Provided further that no such refund of credit of duty shall be allowed if the manufacturer avails of drawback allowed under the Customs and Central Excise Duties (Drawback) Rules, 1971, or claims rebate of duty under Rule 12A, in respect of duty." 7. We observe that manner of utilisation of the inputs and credit allowed in respect of duty thereof is "(3) credit of specified duty allowed in respect of any inputs may be utilised towards payment of duty of excise, - (i) on any of the final products in or, in relation to the manufacture of which such inputs are intended to be used in accordance with the declaration filed under Sub-rule (1) of Rule 57G or (ii) on the waste, if any, arising in the course of manufacture of the final products or (iii) on the inputs themselves if such inputs have been permitted to be cleared under Sub-rule (1): Provided that the credit of specified duty in respect of inputs used in the final products cleared for export under bond shall be allowed to be utilised towards payment of duty of excise on similar products cleared for home consumption on payment of duty and, where for any reason, such adjustment is not possible, by refund to the manufacturer subject to such safeguards, conditions and limitations as may be specified by the Central Government by notification in the Official Gazette." We also observe that Government of India issued Notification No. 85/87, dated 1-3-1987 which inter aha provided that refund of credit of specified duty allowed in respect of inputs used in or in relation to the manufacture of final products which are cleared for export under bond may be allowed subject to safeguards, conditions and limitations set out in the appendix to this notification.
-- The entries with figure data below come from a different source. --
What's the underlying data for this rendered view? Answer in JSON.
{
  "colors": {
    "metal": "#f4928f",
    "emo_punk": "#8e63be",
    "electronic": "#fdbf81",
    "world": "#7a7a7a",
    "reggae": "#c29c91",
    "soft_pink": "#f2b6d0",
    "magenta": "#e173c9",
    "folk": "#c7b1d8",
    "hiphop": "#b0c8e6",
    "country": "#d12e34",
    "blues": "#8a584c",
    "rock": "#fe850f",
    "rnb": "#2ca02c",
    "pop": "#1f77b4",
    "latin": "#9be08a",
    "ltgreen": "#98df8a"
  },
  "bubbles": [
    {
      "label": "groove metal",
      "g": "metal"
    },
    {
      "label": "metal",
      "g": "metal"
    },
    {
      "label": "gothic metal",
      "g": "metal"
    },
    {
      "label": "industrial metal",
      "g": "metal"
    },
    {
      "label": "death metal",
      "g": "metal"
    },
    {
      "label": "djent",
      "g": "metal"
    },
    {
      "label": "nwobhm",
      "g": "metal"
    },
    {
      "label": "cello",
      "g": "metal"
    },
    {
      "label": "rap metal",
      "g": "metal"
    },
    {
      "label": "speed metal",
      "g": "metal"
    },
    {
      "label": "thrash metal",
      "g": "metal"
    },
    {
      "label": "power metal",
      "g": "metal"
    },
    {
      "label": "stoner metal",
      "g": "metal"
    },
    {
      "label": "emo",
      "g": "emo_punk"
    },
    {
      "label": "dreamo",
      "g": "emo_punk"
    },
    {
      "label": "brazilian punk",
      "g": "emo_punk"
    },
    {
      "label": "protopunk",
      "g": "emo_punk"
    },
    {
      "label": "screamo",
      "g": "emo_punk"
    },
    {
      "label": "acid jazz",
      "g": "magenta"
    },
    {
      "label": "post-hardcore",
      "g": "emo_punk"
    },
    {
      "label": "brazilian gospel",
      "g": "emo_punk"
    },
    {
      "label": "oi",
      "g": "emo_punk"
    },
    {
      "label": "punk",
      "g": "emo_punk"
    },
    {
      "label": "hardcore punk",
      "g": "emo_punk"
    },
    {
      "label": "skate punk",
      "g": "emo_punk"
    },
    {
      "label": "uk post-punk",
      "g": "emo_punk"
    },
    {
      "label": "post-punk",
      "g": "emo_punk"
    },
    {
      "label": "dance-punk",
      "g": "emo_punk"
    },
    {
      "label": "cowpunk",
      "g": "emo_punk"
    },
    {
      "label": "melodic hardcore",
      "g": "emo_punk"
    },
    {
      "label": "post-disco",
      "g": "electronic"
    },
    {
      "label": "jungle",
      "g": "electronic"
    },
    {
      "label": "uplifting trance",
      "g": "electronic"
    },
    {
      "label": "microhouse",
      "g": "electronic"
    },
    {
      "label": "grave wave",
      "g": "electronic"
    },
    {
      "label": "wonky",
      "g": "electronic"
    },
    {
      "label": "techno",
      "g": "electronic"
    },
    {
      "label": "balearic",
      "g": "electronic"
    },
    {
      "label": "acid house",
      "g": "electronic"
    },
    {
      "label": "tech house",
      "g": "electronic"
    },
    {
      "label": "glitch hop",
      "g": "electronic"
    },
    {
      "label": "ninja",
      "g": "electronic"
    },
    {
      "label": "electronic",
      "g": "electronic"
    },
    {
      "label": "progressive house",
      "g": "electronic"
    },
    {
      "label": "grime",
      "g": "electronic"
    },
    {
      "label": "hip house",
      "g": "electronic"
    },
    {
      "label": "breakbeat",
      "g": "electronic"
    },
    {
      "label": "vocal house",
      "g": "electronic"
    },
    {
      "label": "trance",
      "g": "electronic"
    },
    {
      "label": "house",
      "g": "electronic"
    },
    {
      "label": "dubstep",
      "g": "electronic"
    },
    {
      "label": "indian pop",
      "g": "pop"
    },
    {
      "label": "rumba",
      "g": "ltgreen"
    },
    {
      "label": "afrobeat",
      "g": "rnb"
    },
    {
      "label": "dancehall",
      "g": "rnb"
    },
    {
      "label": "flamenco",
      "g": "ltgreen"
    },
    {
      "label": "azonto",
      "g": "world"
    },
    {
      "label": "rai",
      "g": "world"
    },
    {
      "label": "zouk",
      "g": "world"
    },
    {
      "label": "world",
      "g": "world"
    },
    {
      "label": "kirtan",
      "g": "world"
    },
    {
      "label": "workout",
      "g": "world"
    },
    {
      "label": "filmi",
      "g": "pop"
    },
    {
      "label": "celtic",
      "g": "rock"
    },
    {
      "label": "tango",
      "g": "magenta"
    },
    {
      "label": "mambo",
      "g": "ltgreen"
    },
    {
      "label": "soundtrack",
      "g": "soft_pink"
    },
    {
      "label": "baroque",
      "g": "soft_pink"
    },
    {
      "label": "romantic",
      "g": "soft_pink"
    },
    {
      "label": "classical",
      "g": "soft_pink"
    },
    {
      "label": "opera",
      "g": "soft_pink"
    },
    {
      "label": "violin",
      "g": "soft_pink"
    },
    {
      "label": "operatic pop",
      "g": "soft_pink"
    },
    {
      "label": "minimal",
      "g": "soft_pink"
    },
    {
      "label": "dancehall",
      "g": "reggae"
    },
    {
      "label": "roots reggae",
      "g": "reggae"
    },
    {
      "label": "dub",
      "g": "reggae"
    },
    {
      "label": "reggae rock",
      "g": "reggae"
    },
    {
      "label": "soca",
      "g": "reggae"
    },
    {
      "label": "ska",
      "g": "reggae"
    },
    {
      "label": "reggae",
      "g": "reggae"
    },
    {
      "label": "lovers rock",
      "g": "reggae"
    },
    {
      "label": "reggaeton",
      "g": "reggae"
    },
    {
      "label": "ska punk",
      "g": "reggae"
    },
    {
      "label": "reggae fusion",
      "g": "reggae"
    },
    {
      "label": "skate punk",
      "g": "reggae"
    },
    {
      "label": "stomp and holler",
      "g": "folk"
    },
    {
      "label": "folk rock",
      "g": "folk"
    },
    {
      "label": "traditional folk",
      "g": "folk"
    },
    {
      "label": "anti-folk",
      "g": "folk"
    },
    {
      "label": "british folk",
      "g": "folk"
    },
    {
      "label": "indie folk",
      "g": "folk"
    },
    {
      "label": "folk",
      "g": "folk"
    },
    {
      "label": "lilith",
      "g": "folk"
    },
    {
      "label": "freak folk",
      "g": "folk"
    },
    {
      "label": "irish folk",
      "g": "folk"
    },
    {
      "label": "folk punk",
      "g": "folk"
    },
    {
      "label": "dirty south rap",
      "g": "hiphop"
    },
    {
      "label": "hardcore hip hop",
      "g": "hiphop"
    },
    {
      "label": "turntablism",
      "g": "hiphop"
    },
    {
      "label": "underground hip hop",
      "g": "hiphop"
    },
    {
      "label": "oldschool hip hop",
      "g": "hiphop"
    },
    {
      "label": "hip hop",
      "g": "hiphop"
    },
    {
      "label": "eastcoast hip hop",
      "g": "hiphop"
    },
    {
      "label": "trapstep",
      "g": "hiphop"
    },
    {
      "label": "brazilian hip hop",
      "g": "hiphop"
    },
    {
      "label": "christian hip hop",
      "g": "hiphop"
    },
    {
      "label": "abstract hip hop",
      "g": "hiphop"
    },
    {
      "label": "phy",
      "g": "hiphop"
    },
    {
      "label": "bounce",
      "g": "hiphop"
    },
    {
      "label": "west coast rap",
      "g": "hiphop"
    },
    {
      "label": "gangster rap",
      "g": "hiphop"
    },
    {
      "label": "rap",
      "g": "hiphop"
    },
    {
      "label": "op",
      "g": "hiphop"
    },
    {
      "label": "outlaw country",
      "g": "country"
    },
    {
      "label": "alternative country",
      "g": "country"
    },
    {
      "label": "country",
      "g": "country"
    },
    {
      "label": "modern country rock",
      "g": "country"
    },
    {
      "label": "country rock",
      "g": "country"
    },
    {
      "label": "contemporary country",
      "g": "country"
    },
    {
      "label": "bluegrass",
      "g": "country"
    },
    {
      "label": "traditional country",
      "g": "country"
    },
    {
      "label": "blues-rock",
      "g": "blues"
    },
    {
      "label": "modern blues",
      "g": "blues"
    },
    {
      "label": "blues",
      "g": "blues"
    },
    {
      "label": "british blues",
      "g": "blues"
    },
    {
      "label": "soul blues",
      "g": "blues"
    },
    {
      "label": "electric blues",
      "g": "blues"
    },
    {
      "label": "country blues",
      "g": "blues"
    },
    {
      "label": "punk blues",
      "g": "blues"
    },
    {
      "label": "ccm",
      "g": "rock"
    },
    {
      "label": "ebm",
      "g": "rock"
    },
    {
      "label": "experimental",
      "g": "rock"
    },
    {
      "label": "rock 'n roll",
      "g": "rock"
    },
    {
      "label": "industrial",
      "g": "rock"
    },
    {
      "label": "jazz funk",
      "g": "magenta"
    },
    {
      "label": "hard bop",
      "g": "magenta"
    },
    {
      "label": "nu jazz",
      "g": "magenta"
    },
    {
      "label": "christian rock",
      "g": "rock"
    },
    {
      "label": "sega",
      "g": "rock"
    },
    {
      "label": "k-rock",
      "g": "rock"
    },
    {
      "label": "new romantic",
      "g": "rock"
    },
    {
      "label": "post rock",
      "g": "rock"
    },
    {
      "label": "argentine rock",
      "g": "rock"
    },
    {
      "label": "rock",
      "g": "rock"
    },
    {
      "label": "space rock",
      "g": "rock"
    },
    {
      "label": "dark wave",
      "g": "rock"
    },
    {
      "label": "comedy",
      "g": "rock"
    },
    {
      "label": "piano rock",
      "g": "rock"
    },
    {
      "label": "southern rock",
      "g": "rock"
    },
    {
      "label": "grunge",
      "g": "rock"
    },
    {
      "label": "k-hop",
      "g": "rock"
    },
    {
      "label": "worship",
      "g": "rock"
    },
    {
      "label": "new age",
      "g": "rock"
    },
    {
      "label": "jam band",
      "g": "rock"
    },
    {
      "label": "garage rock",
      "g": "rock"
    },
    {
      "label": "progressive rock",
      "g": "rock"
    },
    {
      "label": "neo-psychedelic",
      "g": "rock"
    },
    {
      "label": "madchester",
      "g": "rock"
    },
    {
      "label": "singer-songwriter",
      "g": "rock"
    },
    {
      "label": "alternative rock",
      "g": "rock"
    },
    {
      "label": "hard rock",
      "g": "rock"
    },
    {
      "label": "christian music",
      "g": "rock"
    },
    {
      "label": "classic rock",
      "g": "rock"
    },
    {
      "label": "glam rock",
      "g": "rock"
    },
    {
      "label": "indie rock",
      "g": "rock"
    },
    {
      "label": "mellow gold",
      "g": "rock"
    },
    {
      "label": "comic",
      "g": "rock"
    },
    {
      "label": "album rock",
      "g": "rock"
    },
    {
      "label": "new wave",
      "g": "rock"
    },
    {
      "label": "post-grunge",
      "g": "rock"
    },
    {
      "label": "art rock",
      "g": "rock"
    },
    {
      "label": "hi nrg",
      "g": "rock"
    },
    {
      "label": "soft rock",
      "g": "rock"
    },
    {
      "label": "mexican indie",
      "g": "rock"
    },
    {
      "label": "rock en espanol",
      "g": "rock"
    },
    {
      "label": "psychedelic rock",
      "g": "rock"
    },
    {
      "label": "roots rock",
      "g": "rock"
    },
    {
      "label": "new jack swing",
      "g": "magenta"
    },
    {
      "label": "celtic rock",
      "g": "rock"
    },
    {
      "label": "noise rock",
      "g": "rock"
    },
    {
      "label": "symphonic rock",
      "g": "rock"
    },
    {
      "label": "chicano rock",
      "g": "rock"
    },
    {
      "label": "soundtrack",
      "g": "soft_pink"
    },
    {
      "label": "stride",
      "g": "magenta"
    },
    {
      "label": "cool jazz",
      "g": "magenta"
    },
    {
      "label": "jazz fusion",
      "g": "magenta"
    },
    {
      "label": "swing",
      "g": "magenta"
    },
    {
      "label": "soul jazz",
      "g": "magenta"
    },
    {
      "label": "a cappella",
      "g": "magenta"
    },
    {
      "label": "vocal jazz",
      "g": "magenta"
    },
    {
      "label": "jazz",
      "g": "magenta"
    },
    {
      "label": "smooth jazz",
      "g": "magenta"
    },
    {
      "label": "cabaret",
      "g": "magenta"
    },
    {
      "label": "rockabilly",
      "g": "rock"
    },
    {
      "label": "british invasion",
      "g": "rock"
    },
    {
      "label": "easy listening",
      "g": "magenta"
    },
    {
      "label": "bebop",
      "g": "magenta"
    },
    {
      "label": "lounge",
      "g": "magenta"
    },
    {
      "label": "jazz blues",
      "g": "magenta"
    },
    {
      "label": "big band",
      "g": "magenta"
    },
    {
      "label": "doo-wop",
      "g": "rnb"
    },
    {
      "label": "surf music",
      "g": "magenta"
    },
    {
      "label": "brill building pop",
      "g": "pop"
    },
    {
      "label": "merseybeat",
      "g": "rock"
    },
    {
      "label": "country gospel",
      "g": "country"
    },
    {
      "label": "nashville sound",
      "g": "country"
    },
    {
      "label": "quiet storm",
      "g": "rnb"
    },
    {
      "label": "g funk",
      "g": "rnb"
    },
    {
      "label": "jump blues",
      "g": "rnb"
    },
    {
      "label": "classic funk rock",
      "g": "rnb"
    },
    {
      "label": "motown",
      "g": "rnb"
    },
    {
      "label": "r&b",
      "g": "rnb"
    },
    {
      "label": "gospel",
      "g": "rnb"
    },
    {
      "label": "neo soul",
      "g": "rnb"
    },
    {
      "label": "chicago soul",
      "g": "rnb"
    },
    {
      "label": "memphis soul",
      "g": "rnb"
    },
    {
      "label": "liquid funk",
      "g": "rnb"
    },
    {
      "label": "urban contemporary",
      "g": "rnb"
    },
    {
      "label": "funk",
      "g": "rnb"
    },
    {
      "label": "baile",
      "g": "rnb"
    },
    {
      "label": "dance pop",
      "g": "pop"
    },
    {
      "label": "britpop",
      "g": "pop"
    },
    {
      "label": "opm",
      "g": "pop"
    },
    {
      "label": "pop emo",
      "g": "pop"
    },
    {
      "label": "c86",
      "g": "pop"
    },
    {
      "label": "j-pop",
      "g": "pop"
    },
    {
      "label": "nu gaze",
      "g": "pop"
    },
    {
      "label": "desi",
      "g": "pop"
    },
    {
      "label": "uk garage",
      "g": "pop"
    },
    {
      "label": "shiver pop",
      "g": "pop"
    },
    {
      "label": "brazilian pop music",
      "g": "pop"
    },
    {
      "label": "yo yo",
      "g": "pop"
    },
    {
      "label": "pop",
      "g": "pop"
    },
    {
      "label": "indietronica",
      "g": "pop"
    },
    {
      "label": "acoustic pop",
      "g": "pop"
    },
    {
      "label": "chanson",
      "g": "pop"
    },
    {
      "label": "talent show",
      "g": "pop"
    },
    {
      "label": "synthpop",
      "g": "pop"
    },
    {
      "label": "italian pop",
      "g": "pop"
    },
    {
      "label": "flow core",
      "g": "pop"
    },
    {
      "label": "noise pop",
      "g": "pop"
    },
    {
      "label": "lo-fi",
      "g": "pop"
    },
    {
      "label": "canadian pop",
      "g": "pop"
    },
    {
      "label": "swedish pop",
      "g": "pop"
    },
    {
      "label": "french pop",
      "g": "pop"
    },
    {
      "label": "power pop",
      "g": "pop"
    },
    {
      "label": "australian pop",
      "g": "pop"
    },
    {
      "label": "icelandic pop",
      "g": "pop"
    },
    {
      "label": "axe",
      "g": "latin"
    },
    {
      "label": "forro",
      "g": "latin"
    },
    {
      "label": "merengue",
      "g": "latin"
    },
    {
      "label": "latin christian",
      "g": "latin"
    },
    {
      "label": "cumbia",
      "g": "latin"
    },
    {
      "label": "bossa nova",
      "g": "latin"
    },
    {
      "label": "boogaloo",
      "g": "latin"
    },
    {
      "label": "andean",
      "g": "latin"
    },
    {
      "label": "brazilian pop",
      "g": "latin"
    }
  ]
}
We find that the facts in this case are that the goods in fact were exported and the manufacturer of the goods was not in a position to utilise the credit of duty allowed under Rule 57A against goods exported during the quarter to which claim relates. We find that the refund claim was also preferred within time. We also observe that admitted position is that the goods exported were manufactured by the respondents that Rule 57F(3) is applicable to the respondents; that even Notification 85/87 has been complied with and therefore we do not find any legal infirmity in the impugned order. In the result the impugned order is upheld and the appeal is rejected.